Comhar define the New Green Deal as follows

. Revive the Irish economy and create job opportunities through building an innovative, low carbon and resource efficient society.
· Protect ecosystems and biodiversity while reducing fossil fuel dependency.
· Provide for greater social inclusion through stimulating new green jobs, reducing fuel poverty
and delivering better access to transport.
· Build ecological resilience and capacity to adapt to climate change.

This goes a little further than the normal Green Energy discussion and touches on all aspects of our economy and our society.

Priority areas for investment are identified as

The priority areas for investment should
· Improve the energy efficiency of existing housing stock
· Renewable Energy
· Transforming the National Grid
· Delivering Sustainable Mobility
· Public Sector Investments
· Skills and Training
· Green Infrastructure

There is nothing mind blowing here, much of it has been written down before, but it is well argued and well worth reading. I wouldn't claim to agree with all of the recommendations, but the creation of a national decarbonisation fund is a clever one, as is the idea of promoting green banking, although not in the guise of Anglo and definitely not in state ownership.

It's not a short report (at 64 pages), but then considered reports frequently are not and it is very easily read.

Another valuable contribution to the debate as to how we use the current economic fun and games as a means of redesigning our lives

Marine Bonanza

SEI has announced grants of 26 million euro for 10 Irish marine and tidal companies to help them develop the technology to make this a viable energy form. SEI has clearly nailed its colours to the mast in relation to supporting this as a development industry.

The support for marine is vital and is very welcome. It is only questionable that this seems to be the only sector that is receiving significant R & D funding. It seems to be accepting that Ireland has lost the race to develop R& D capabilities in Wind energy. Ireland is rapidly gearing up in this area and we can be a real player not only in energy supply but also in service and technological development.

Our goal of building the world's leading tidal and marine companies should be supported in any way possible, but it should be one pillar of a renewables policy which seeks to make Ireland the green centre of Europe.

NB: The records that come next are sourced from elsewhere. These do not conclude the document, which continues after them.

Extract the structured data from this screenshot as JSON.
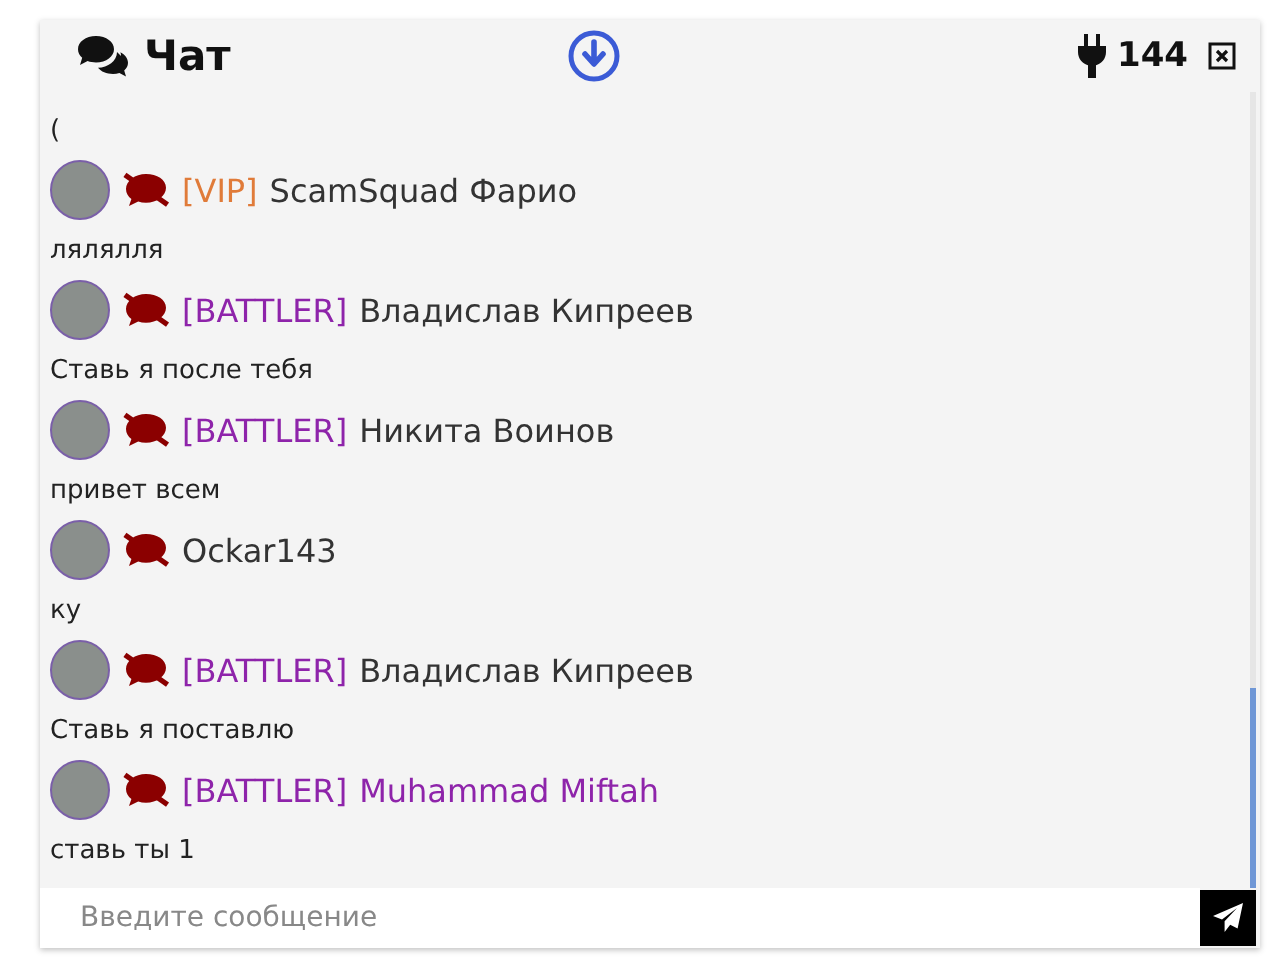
{
  "header": {
    "title": "Чат",
    "online_count": "144"
  },
  "messages": [
    {
      "kind": "text_only",
      "text": "("
    },
    {
      "kind": "message",
      "muted": true,
      "tag": {
        "label": "[VIP]",
        "color": "#e07b39"
      },
      "name": "ScamSquad Фарио",
      "highlighted": false,
      "text": "лялялля"
    },
    {
      "kind": "message",
      "muted": true,
      "tag": {
        "label": "[BATTLER]",
        "color": "#8e24aa"
      },
      "name": "Владислав Кипреев",
      "highlighted": false,
      "text": "Ставь я после тебя"
    },
    {
      "kind": "message",
      "muted": true,
      "tag": {
        "label": "[BATTLER]",
        "color": "#8e24aa"
      },
      "name": "Никита Воинов",
      "highlighted": false,
      "text": "привет всем"
    },
    {
      "kind": "message",
      "muted": true,
      "name": "Ockar143",
      "highlighted": false,
      "text": "ку"
    },
    {
      "kind": "message",
      "muted": true,
      "tag": {
        "label": "[BATTLER]",
        "color": "#8e24aa"
      },
      "name": "Владислав Кипреев",
      "highlighted": false,
      "text": "Ставь я поставлю"
    },
    {
      "kind": "message",
      "muted": true,
      "tag": {
        "label": "[BATTLER]",
        "color": "#8e24aa"
      },
      "name": "Muhammad Miftah",
      "highlighted": true,
      "text": "ставь ты 1"
    }
  ],
  "input": {
    "placeholder": "Введите сообщение"
  }
}
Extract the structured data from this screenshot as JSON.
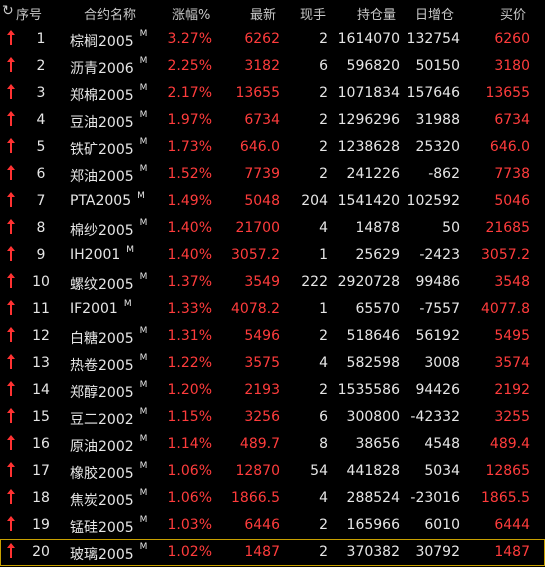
{
  "header": {
    "refresh_icon": "refresh-icon",
    "columns": [
      "序号",
      "合约名称",
      "涨幅%",
      "最新",
      "现手",
      "持仓量",
      "日增仓",
      "买价"
    ]
  },
  "rows": [
    {
      "idx": "1",
      "name": "棕榈2005",
      "tag": "M",
      "chg": "3.27%",
      "last": "6262",
      "hand": "2",
      "oi": "1614070",
      "doi": "132754",
      "bid": "6260"
    },
    {
      "idx": "2",
      "name": "沥青2006",
      "tag": "M",
      "chg": "2.25%",
      "last": "3182",
      "hand": "6",
      "oi": "596820",
      "doi": "50150",
      "bid": "3180"
    },
    {
      "idx": "3",
      "name": "郑棉2005",
      "tag": "M",
      "chg": "2.17%",
      "last": "13655",
      "hand": "2",
      "oi": "1071834",
      "doi": "157646",
      "bid": "13655"
    },
    {
      "idx": "4",
      "name": "豆油2005",
      "tag": "M",
      "chg": "1.97%",
      "last": "6734",
      "hand": "2",
      "oi": "1296296",
      "doi": "31988",
      "bid": "6734"
    },
    {
      "idx": "5",
      "name": "铁矿2005",
      "tag": "M",
      "chg": "1.73%",
      "last": "646.0",
      "hand": "2",
      "oi": "1238628",
      "doi": "25320",
      "bid": "646.0"
    },
    {
      "idx": "6",
      "name": "郑油2005",
      "tag": "M",
      "chg": "1.52%",
      "last": "7739",
      "hand": "2",
      "oi": "241226",
      "doi": "-862",
      "bid": "7738"
    },
    {
      "idx": "7",
      "name": "PTA2005",
      "tag": "M",
      "chg": "1.49%",
      "last": "5048",
      "hand": "204",
      "oi": "1541420",
      "doi": "102592",
      "bid": "5046"
    },
    {
      "idx": "8",
      "name": "棉纱2005",
      "tag": "M",
      "chg": "1.40%",
      "last": "21700",
      "hand": "4",
      "oi": "14878",
      "doi": "50",
      "bid": "21685"
    },
    {
      "idx": "9",
      "name": "IH2001",
      "tag": "M",
      "chg": "1.40%",
      "last": "3057.2",
      "hand": "1",
      "oi": "25629",
      "doi": "-2423",
      "bid": "3057.2"
    },
    {
      "idx": "10",
      "name": "螺纹2005",
      "tag": "M",
      "chg": "1.37%",
      "last": "3549",
      "hand": "222",
      "oi": "2920728",
      "doi": "99486",
      "bid": "3548"
    },
    {
      "idx": "11",
      "name": "IF2001",
      "tag": "M",
      "chg": "1.33%",
      "last": "4078.2",
      "hand": "1",
      "oi": "65570",
      "doi": "-7557",
      "bid": "4077.8"
    },
    {
      "idx": "12",
      "name": "白糖2005",
      "tag": "M",
      "chg": "1.31%",
      "last": "5496",
      "hand": "2",
      "oi": "518646",
      "doi": "56192",
      "bid": "5495"
    },
    {
      "idx": "13",
      "name": "热卷2005",
      "tag": "M",
      "chg": "1.22%",
      "last": "3575",
      "hand": "4",
      "oi": "582598",
      "doi": "3008",
      "bid": "3574"
    },
    {
      "idx": "14",
      "name": "郑醇2005",
      "tag": "M",
      "chg": "1.20%",
      "last": "2193",
      "hand": "2",
      "oi": "1535586",
      "doi": "94426",
      "bid": "2192"
    },
    {
      "idx": "15",
      "name": "豆二2002",
      "tag": "M",
      "chg": "1.15%",
      "last": "3256",
      "hand": "6",
      "oi": "300800",
      "doi": "-42332",
      "bid": "3255"
    },
    {
      "idx": "16",
      "name": "原油2002",
      "tag": "M",
      "chg": "1.14%",
      "last": "489.7",
      "hand": "8",
      "oi": "38656",
      "doi": "4548",
      "bid": "489.4"
    },
    {
      "idx": "17",
      "name": "橡胶2005",
      "tag": "M",
      "chg": "1.06%",
      "last": "12870",
      "hand": "54",
      "oi": "441828",
      "doi": "5034",
      "bid": "12865"
    },
    {
      "idx": "18",
      "name": "焦炭2005",
      "tag": "M",
      "chg": "1.06%",
      "last": "1866.5",
      "hand": "4",
      "oi": "288524",
      "doi": "-23016",
      "bid": "1865.5"
    },
    {
      "idx": "19",
      "name": "锰硅2005",
      "tag": "M",
      "chg": "1.03%",
      "last": "6446",
      "hand": "2",
      "oi": "165966",
      "doi": "6010",
      "bid": "6444"
    },
    {
      "idx": "20",
      "name": "玻璃2005",
      "tag": "M",
      "chg": "1.02%",
      "last": "1487",
      "hand": "2",
      "oi": "370382",
      "doi": "30792",
      "bid": "1487"
    }
  ],
  "colors": {
    "up": "#ff3c3c",
    "text": "#e6e6e6",
    "header": "#c8c8c8",
    "background": "#000000",
    "selected_border": "#c8a000"
  }
}
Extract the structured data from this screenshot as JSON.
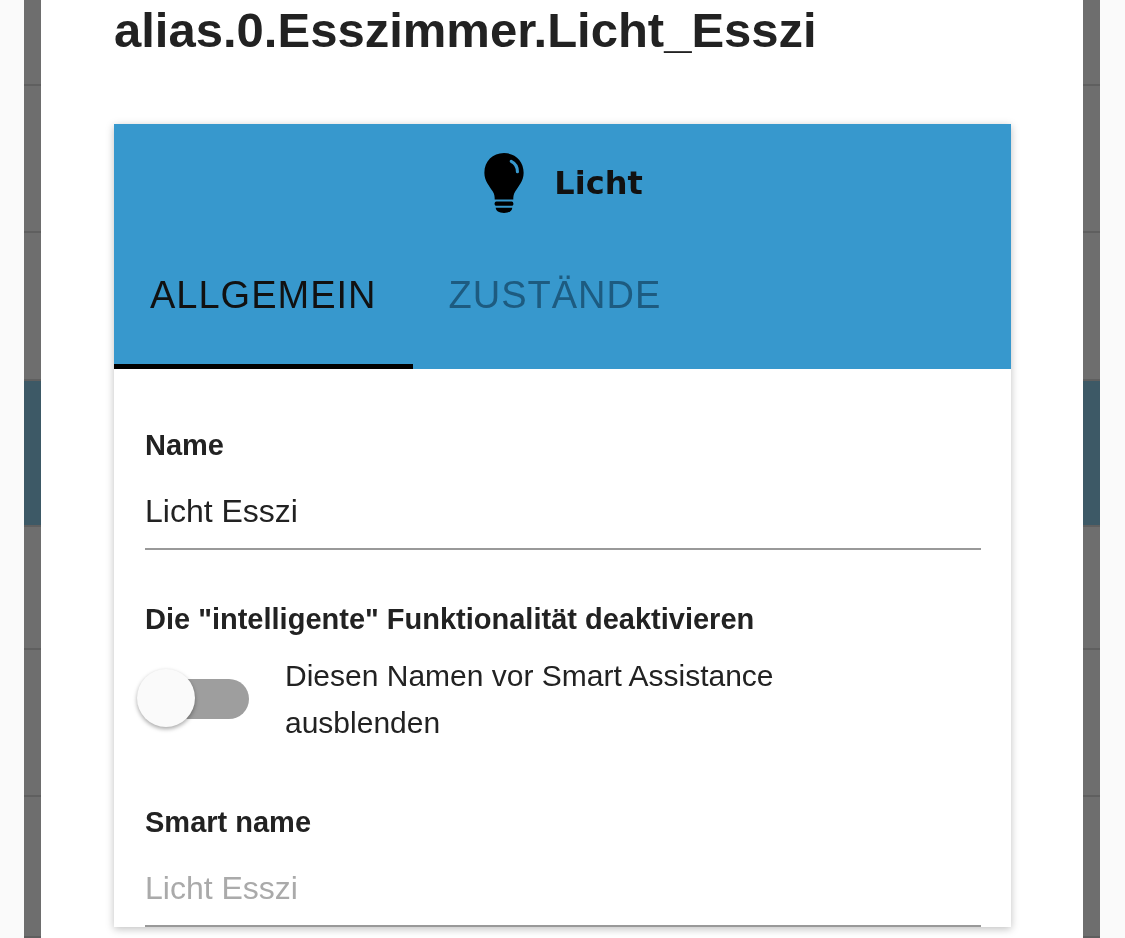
{
  "dialog": {
    "title": "alias.0.Esszimmer.Licht_Esszi"
  },
  "card": {
    "type_label": "Licht",
    "tabs": [
      {
        "label": "ALLGEMEIN",
        "selected": true
      },
      {
        "label": "ZUSTÄNDE",
        "selected": false
      }
    ],
    "fields": [
      {
        "kind": "text",
        "label": "Name",
        "value": "Licht Esszi"
      },
      {
        "kind": "switch",
        "label": "Die \"intelligente\" Funktionalität deaktivieren",
        "on": false,
        "text": "Diesen Namen vor Smart Assistance ausblenden"
      },
      {
        "kind": "text",
        "label": "Smart name",
        "placeholder": "Licht Esszi"
      }
    ]
  }
}
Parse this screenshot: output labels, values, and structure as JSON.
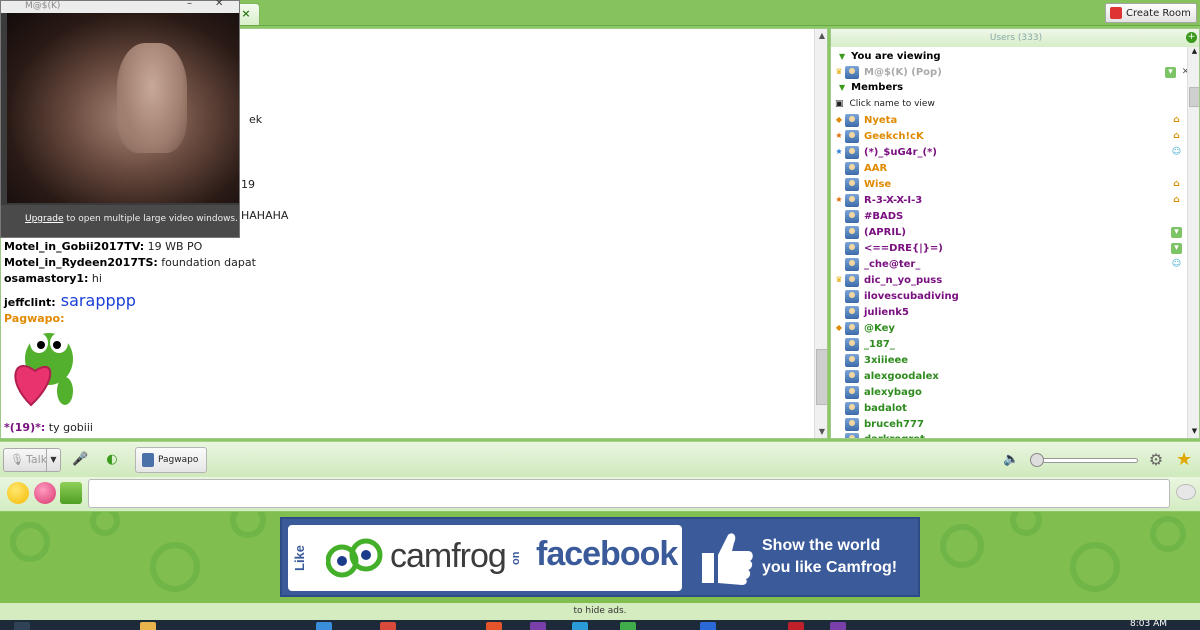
{
  "window": {
    "video_title": "M@$(K)",
    "create_room_label": "Create Room",
    "tab_close": "×"
  },
  "video": {
    "upgrade_link": "Upgrade",
    "upgrade_text": " to open multiple large video windows."
  },
  "chat": {
    "partial_lines": [
      "ek",
      "19",
      "HAHAHA"
    ],
    "messages": [
      {
        "nick": "Motel_in_Gobii2017TV:",
        "text": " 19 WB PO"
      },
      {
        "nick": "Motel_in_Rydeen2017TS:",
        "text": " foundation dapat"
      },
      {
        "nick": "osamastory1:",
        "text": " hi"
      },
      {
        "nick": "jeffclint:",
        "text": " sarapppp"
      },
      {
        "nick": "Pagwapo:",
        "text": ""
      },
      {
        "nick": "*(19)*:",
        "text": " ty gobiii"
      }
    ]
  },
  "users": {
    "header": "Users (333)",
    "you_are_viewing": "You are viewing",
    "viewing_user": "M@$(K) (Pop)",
    "members_label": "Members",
    "click_hint": "Click name to view",
    "list": [
      {
        "name": "Nyeta",
        "color": "#e08a00"
      },
      {
        "name": "Geekch!cK",
        "color": "#e08a00"
      },
      {
        "name": "(*)_$uG4r_(*)",
        "color": "#7a1080"
      },
      {
        "name": "AAR",
        "color": "#e08a00"
      },
      {
        "name": "Wise",
        "color": "#e08a00"
      },
      {
        "name": "R-3-X-X-I-3",
        "color": "#7a1080"
      },
      {
        "name": "#BADS",
        "color": "#7a1080"
      },
      {
        "name": "(APRIL)",
        "color": "#7a1080"
      },
      {
        "name": "<==DRE{|}=)",
        "color": "#7a1080"
      },
      {
        "name": "_che@ter_",
        "color": "#7a1080"
      },
      {
        "name": "dic_n_yo_puss",
        "color": "#7a1080"
      },
      {
        "name": "ilovescubadiving",
        "color": "#7a1080"
      },
      {
        "name": "julienk5",
        "color": "#7a1080"
      },
      {
        "name": "@Key",
        "color": "#2e8b1e"
      },
      {
        "name": "_187_",
        "color": "#2e8b1e"
      },
      {
        "name": "3xiiieee",
        "color": "#2e8b1e"
      },
      {
        "name": "alexgoodalex",
        "color": "#2e8b1e"
      },
      {
        "name": "alexybago",
        "color": "#2e8b1e"
      },
      {
        "name": "badalot",
        "color": "#2e8b1e"
      },
      {
        "name": "bruceh777",
        "color": "#2e8b1e"
      },
      {
        "name": "darkregret",
        "color": "#2e8b1e"
      }
    ]
  },
  "toolbar": {
    "talk_label": "Talk",
    "cam_user": "Pagwapo",
    "volume_level": 0
  },
  "ad": {
    "like": "Like",
    "camfrog": "camfrog",
    "on": "on",
    "facebook": "facebook",
    "tagline_1": "Show the world",
    "tagline_2": "you like Camfrog!",
    "hide_ads": "to hide ads."
  },
  "taskbar": {
    "clock": "8:03 AM"
  }
}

Ireland ranks fourth in Electricity from Wind

The International Energy Agency is now ranking Ireland 4th in terms of electricity generated from Wind Energy. This is another milestone for renewables in Ireland and in particular for those who have championed the onshore sector.

We are now only behind Denmark, Portugal and Spain, countries who would be regarded to be tech leaders in this field. Given our resources see below, we should be moving far ahead of these countries, particularly if we seriously develop our offshore potential.